Außenminister Péter Szijjártó sagte allerdings Ende November bei einem Besuch in Düsseldorf, dass "die in Ungarn investierenden NRW-Unternehmen eindeutig positiv auf die ungarischen Gesetzvorschläge reagiert haben, die die Wettbewerbsfähigkeit des Landes weiter verbessern und den zuvor als Herausforderung angesehenen Fachkräftemangel mildern". Wie deutsche Wirtschaftsvertreter in Budapest berichten, gab es den Wunsch nach einer Flexibilisierung der Arbeitszeit. Aber die exakte Novellierung sei allein die Sache der Politik gewesen.

Nach Meinung von ungarischen Insidern ist die Novellierung des Arbeitsgesetzes eine Reaktion auf den verstärkten Mangel an Fachkräften. In den meisten Landesteilen herrscht quasi Vollbeschäftigung. Mit der Ausweitung der Überstundenregelung können insbesondere Industriebetriebe künftig flexibler auf die Auftragslage reagieren.

Orbán hat immer wieder betont, wie wichtig ihm die Standortbedingungen in Ungarn seien, um das vergleichsweise hohe Wirtschaftswachstum zu halten. Im dritten Quartal stieg das Bruttoinlandsprodukt um 4,9 Prozent im Vergleich zum Vorjahreszeitraum, die Exporte sogar um 6,2 Prozent. Eine Belastung stellt nach wie vor die hohe Staatsverschuldung mit aktuell 73,3 Prozent des Bruttoinlandsprodukts dar.

Deutsche Firmen investieren fleißig

Der ungarische Kanzleramtsminister Gergely Gulyás sagte, Deutschland sei der wichtigste politische und wirtschaftliche Verbündete Ungarns, auch wenn es in vielen Fragen Meinungsunterschiede gebe. Auch Außenminister Szijjártó betonte zuletzt die traditionell exzellenten Beziehungen zwischen Ungarn und dem deutschen Maschinenbau. Nach seinen Angaben kommen 29 Prozent aller Investitionen aus Deutschland. Die Bundesrepublik ist mit Abstand der wichtigste Wirtschaftspartner für das zehn Millionen Einwohner große Land.

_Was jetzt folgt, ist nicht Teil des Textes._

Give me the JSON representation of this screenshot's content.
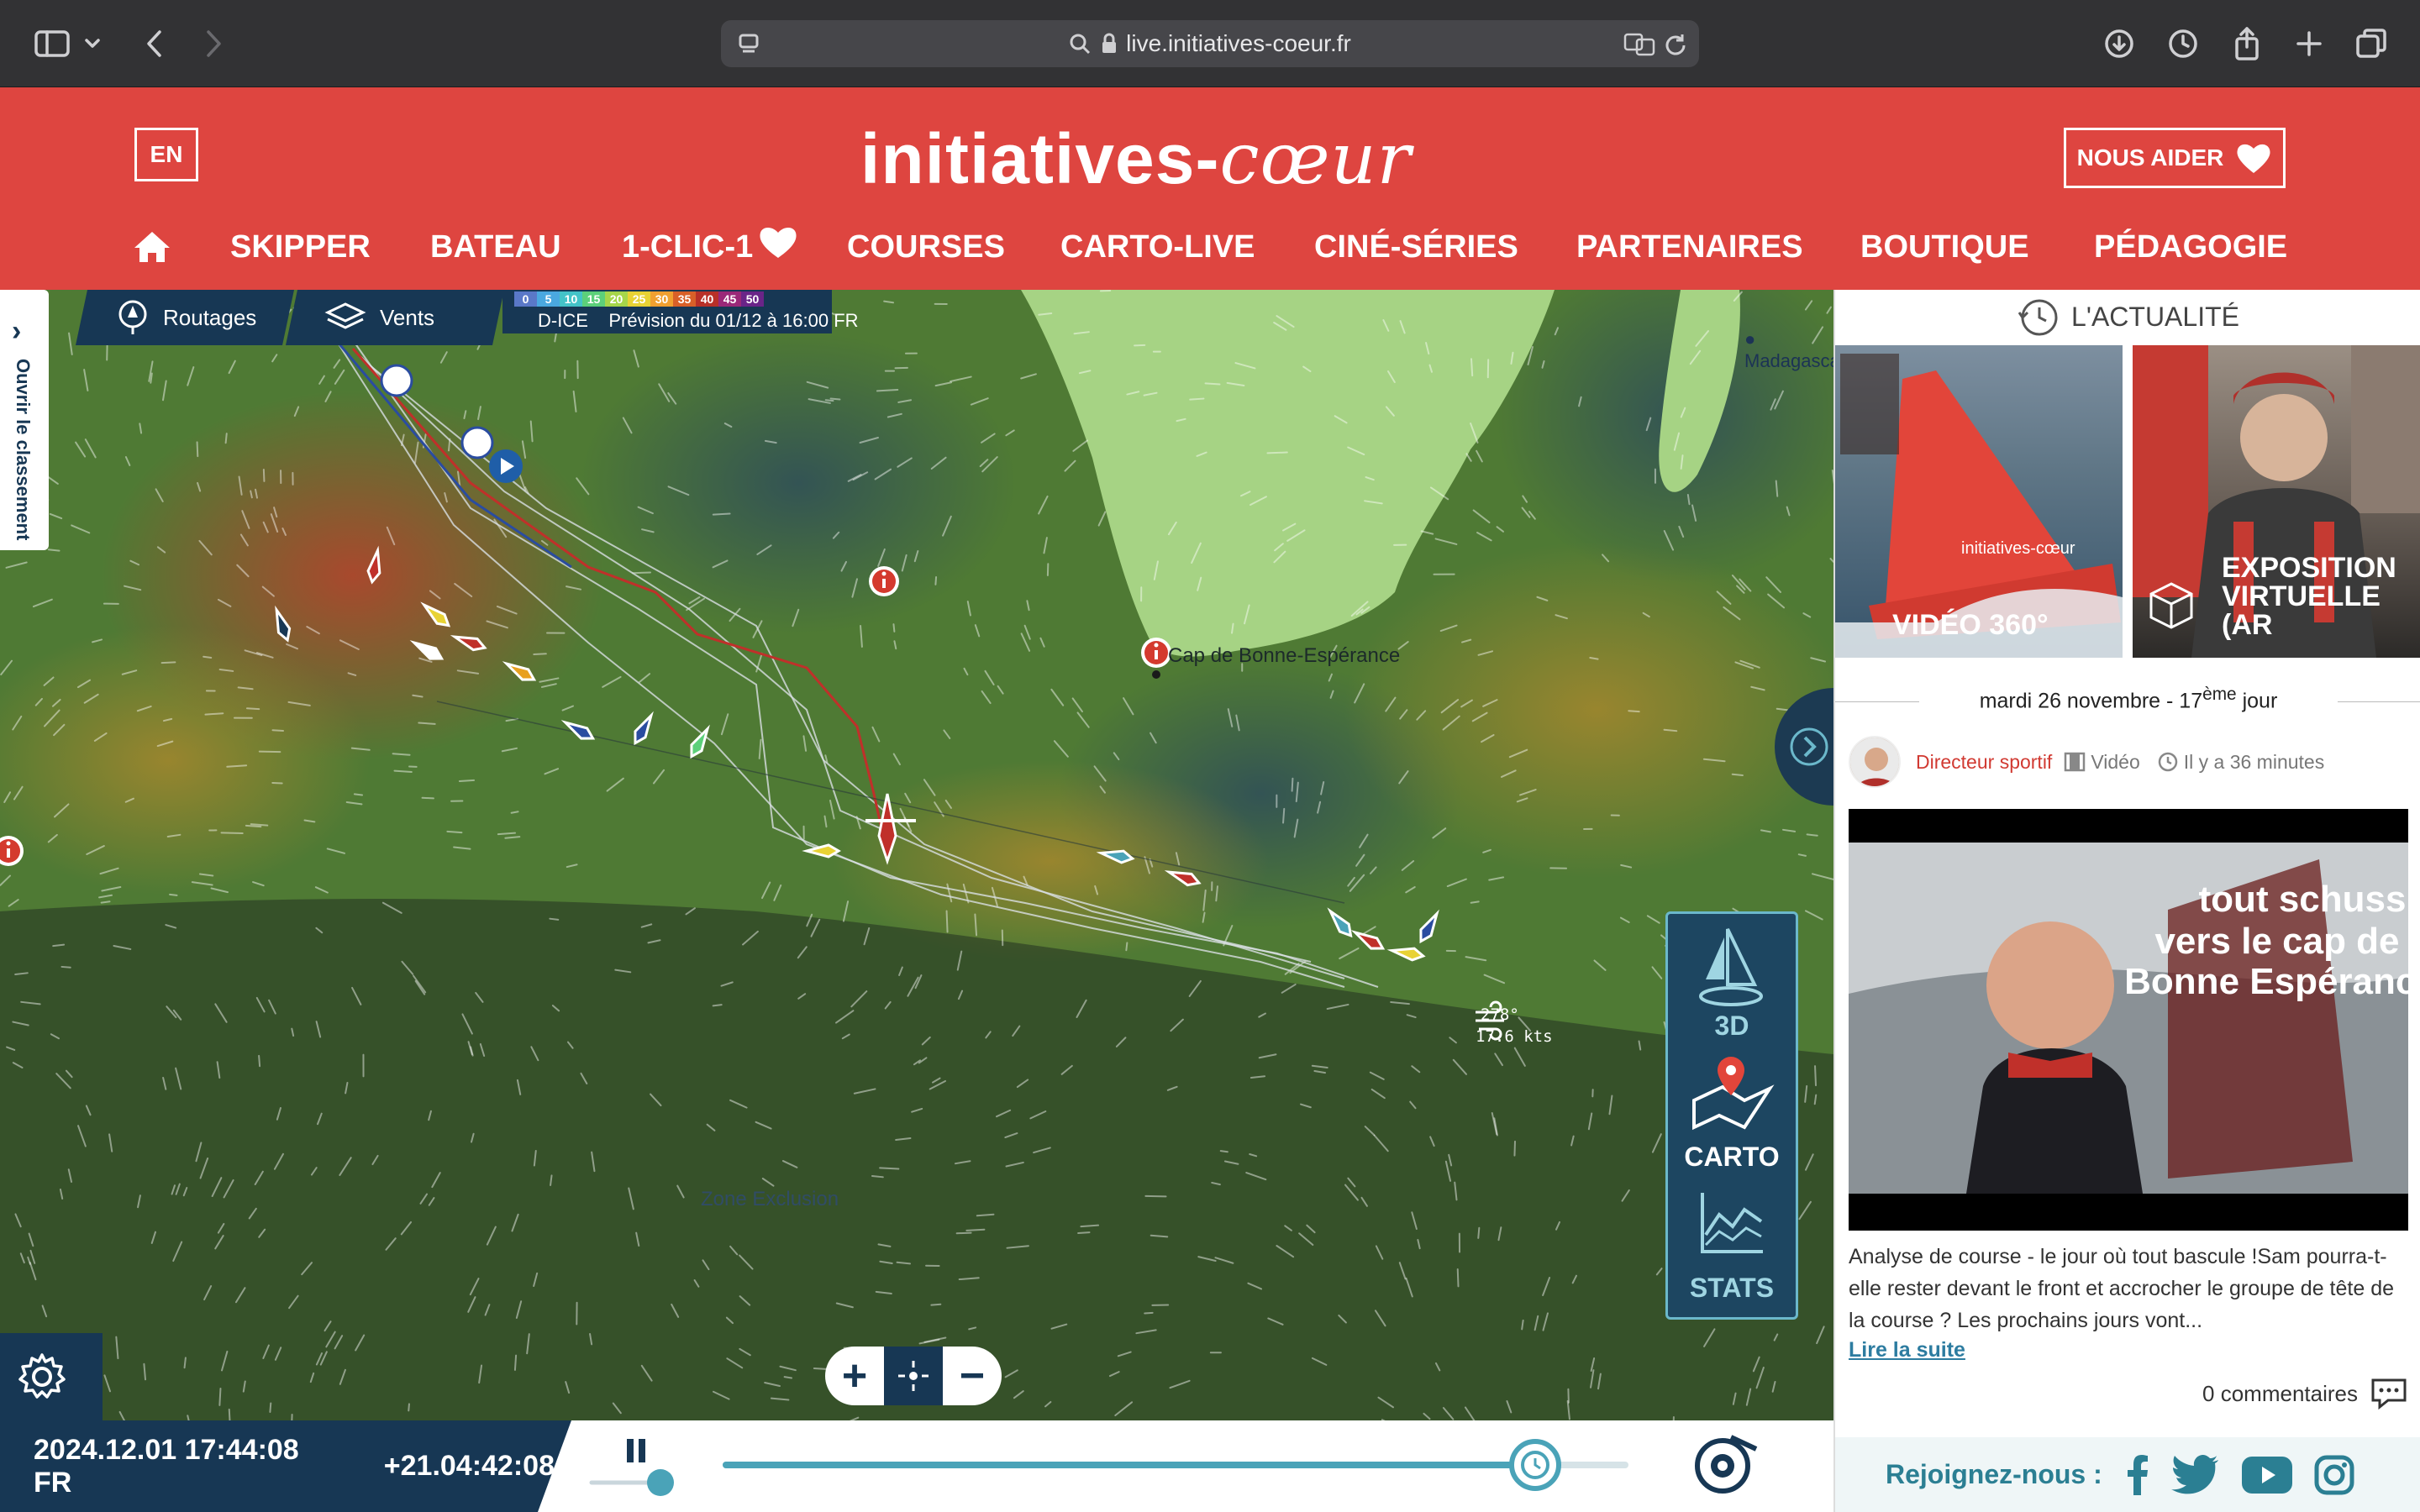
{
  "browser": {
    "url": "live.initiatives-coeur.fr"
  },
  "header": {
    "lang_button": "EN",
    "logo_main": "initiatives-",
    "logo_script": "cœur",
    "help_button": "NOUS AIDER",
    "nav": [
      "SKIPPER",
      "BATEAU",
      "1-CLIC-1",
      "COURSES",
      "CARTO-LIVE",
      "CINÉ-SÉRIES",
      "PARTENAIRES",
      "BOUTIQUE",
      "PÉDAGOGIE"
    ]
  },
  "map": {
    "tools": {
      "routes": "Routages",
      "winds": "Vents"
    },
    "legend": {
      "scale": [
        "0",
        "5",
        "10",
        "15",
        "20",
        "25",
        "30",
        "35",
        "40",
        "45",
        "50"
      ],
      "colors": [
        "#5a78c8",
        "#4aa8e0",
        "#43c3c8",
        "#5cd07a",
        "#a6d64a",
        "#e8d234",
        "#f0a030",
        "#d86028",
        "#b83028",
        "#9a2878",
        "#6a2488"
      ],
      "model": "D-ICE",
      "forecast": "Prévision du 01/12 à 16:00 FR"
    },
    "ranking_tab": "Ouvrir le classement",
    "places": {
      "cape": "Cap de Bonne-Espérance",
      "madagascar": "Madagasca",
      "zone": "Zone Exclusion"
    },
    "wind_readout": {
      "direction": "278°",
      "speed": "17.6 kts"
    },
    "view_buttons": {
      "threeD": "3D",
      "carto": "CARTO",
      "stats": "STATS"
    },
    "zoom": {
      "in": "+",
      "out": "−"
    },
    "datetime": "2024.12.01 17:44:08 FR",
    "elapsed": "+21.04:42:08",
    "timeline_progress": 0.9
  },
  "news": {
    "title": "L'ACTUALITÉ",
    "thumbnails": [
      {
        "label": "VIDÉO 360°"
      },
      {
        "label": "EXPOSITION VIRTUELLE (AR"
      }
    ],
    "day": "mardi 26 novembre - 17",
    "day_sup": "ème",
    "day_suffix": " jour",
    "author": "Directeur sportif",
    "type": "Vidéo",
    "time_ago": "Il y a 36 minutes",
    "video_overlay": [
      "tout schuss",
      "vers le cap de",
      "Bonne Espérance"
    ],
    "excerpt": "Analyse de course - le jour où tout bascule !Sam pourra-t-elle rester devant le front et accrocher le groupe de tête de la course ? Les prochains jours vont...",
    "read_more": "Lire la suite",
    "comments": "0 commentaires",
    "social_label": "Rejoignez-nous :"
  }
}
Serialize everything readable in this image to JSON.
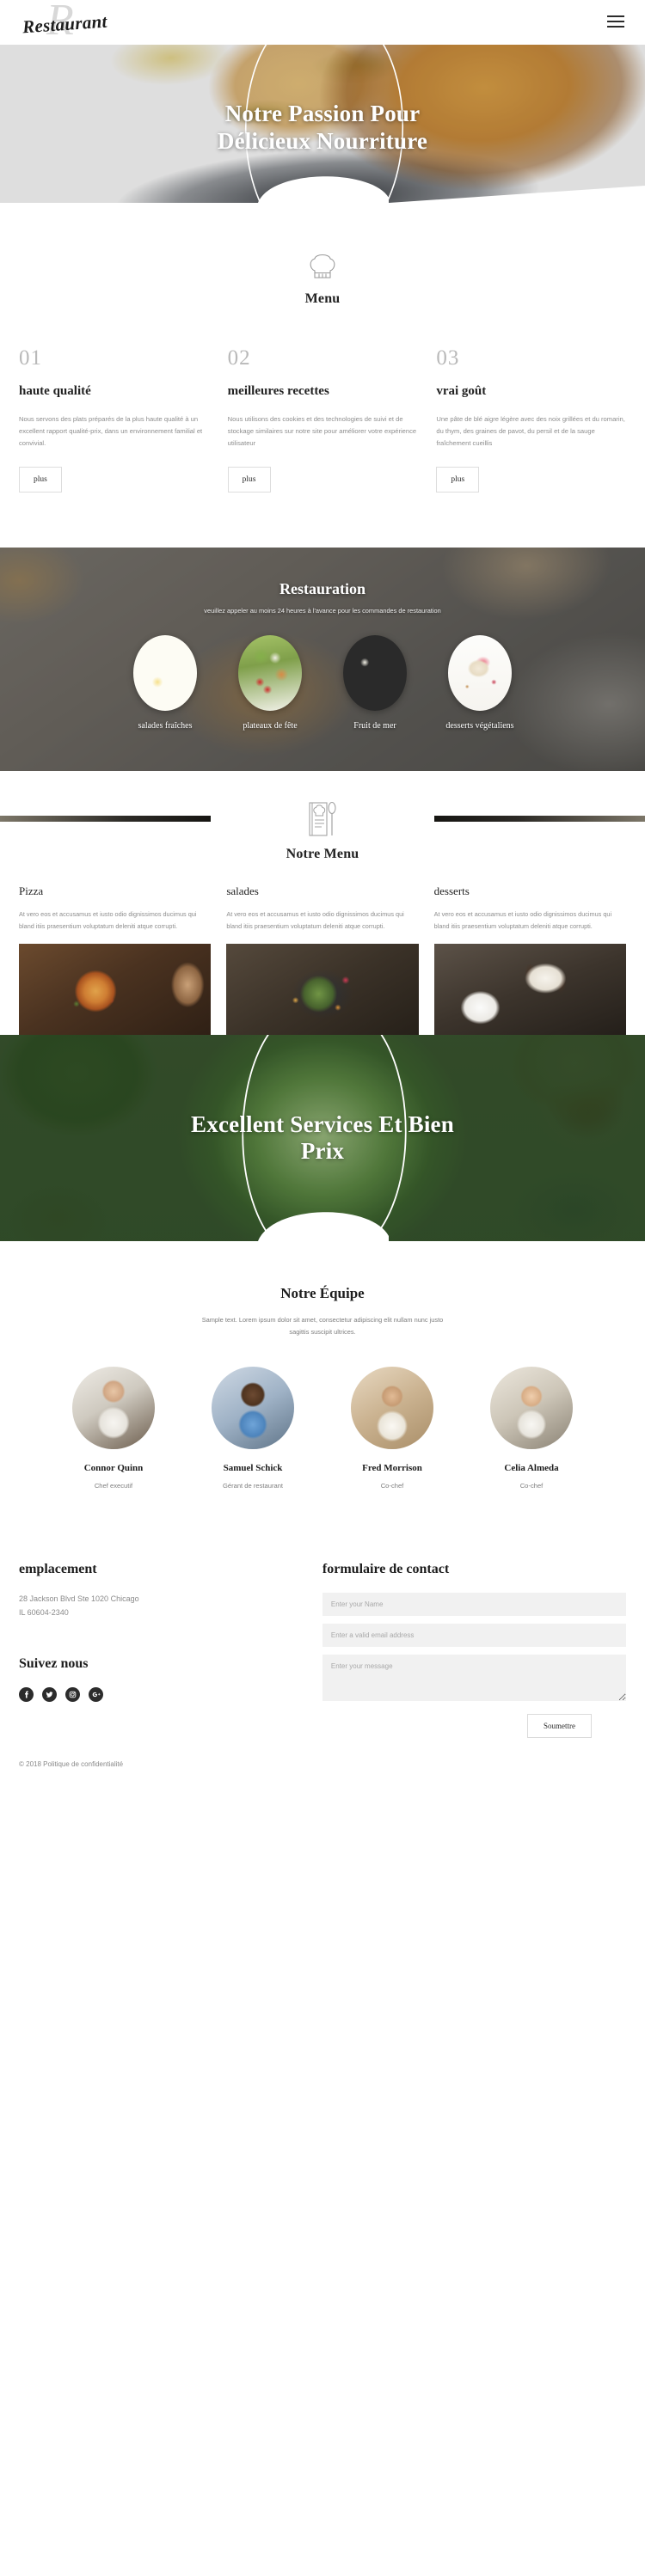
{
  "header": {
    "logo_text": "Restaurant",
    "logo_watermark": "R",
    "menu_icon": "hamburger-icon"
  },
  "hero_primary": {
    "title": "Notre Passion Pour Délicieux Nourriture"
  },
  "menu_intro": {
    "icon": "chef-hat-icon",
    "title": "Menu"
  },
  "features": [
    {
      "number": "01",
      "heading": "haute qualité",
      "text": "Nous servons des plats préparés de la plus haute qualité à un excellent rapport qualité-prix, dans un environnement familial et convivial.",
      "button": "plus"
    },
    {
      "number": "02",
      "heading": "meilleures recettes",
      "text": "Nous utilisons des cookies et des technologies de suivi et de stockage similaires sur notre site pour améliorer votre expérience utilisateur",
      "button": "plus"
    },
    {
      "number": "03",
      "heading": "vrai goût",
      "text": "Une pâte de blé aigre légère avec des noix grillées et du romarin, du thym, des graines de pavot, du persil et de la sauge fraîchement cueillis",
      "button": "plus"
    }
  ],
  "catering": {
    "title": "Restauration",
    "subtitle": "veuillez appeler au moins 24 heures à l'avance pour les commandes de restauration",
    "items": [
      {
        "label": "salades fraîches",
        "image": "fresh-salad-photo"
      },
      {
        "label": "plateaux de fête",
        "image": "party-platter-photo"
      },
      {
        "label": "Fruit de mer",
        "image": "seafood-photo"
      },
      {
        "label": "desserts végétaliens",
        "image": "vegan-dessert-photo"
      }
    ]
  },
  "notre_menu": {
    "icon": "menu-book-icon",
    "title": "Notre Menu",
    "columns": [
      {
        "heading": "Pizza",
        "text": "At vero eos et accusamus et iusto odio dignissimos ducimus qui bland itiis praesentium voluptatum deleniti atque corrupti.",
        "image": "pizza-photo"
      },
      {
        "heading": "salades",
        "text": "At vero eos et accusamus et iusto odio dignissimos ducimus qui bland itiis praesentium voluptatum deleniti atque corrupti.",
        "image": "salad-bowl-photo"
      },
      {
        "heading": "desserts",
        "text": "At vero eos et accusamus et iusto odio dignissimos ducimus qui bland itiis praesentium voluptatum deleniti atque corrupti.",
        "image": "dessert-photo"
      }
    ]
  },
  "hero_secondary": {
    "title": "Excellent Services Et Bien Prix"
  },
  "team": {
    "title": "Notre Équipe",
    "subtitle": "Sample text. Lorem ipsum dolor sit amet, consectetur adipiscing elit nullam nunc justo sagittis suscipit ultrices.",
    "members": [
      {
        "name": "Connor Quinn",
        "role": "Chef executif",
        "avatar": "chef-portrait"
      },
      {
        "name": "Samuel Schick",
        "role": "Gérant de restaurant",
        "avatar": "manager-portrait"
      },
      {
        "name": "Fred Morrison",
        "role": "Co-chef",
        "avatar": "cochef-portrait"
      },
      {
        "name": "Celia Almeda",
        "role": "Co-chef",
        "avatar": "cochef2-portrait"
      }
    ]
  },
  "footer": {
    "location_title": "emplacement",
    "address_line1": "28 Jackson Blvd Ste 1020 Chicago",
    "address_line2": "IL 60604-2340",
    "follow_title": "Suivez nous",
    "social": [
      {
        "name": "facebook-icon",
        "glyph": "f"
      },
      {
        "name": "twitter-icon",
        "glyph": "t"
      },
      {
        "name": "instagram-icon",
        "glyph": "i"
      },
      {
        "name": "googleplus-icon",
        "glyph": "G+"
      }
    ],
    "form_title": "formulaire de contact",
    "name_placeholder": "Enter your Name",
    "email_placeholder": "Enter a valid email address",
    "message_placeholder": "Enter your message",
    "submit_label": "Soumettre",
    "copyright": "© 2018 Politique de confidentialité"
  }
}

BMW hatte zuletzt angekündigt, im ostungarischen Debrecen eine neue Autofabrik errichten zu wollen. Die Münchner wollen rund eine Milliarde Euro in die Stadt mit 203.000 Einwohnern unweit der Grenze zu Rumänien investieren. Dort sollen mehr als 1000 Mitarbeiter jährlich bis zu 150.000 Autos produzieren. Auch Bosch hatte kürzlich angekündigt, in Ungarn abermals expandieren zu wollen. Der Stuttgarter Konzern wird Ende 2019 die neue Fabrik mit 1200 zusätzlichen Arbeitskräften eröffnen.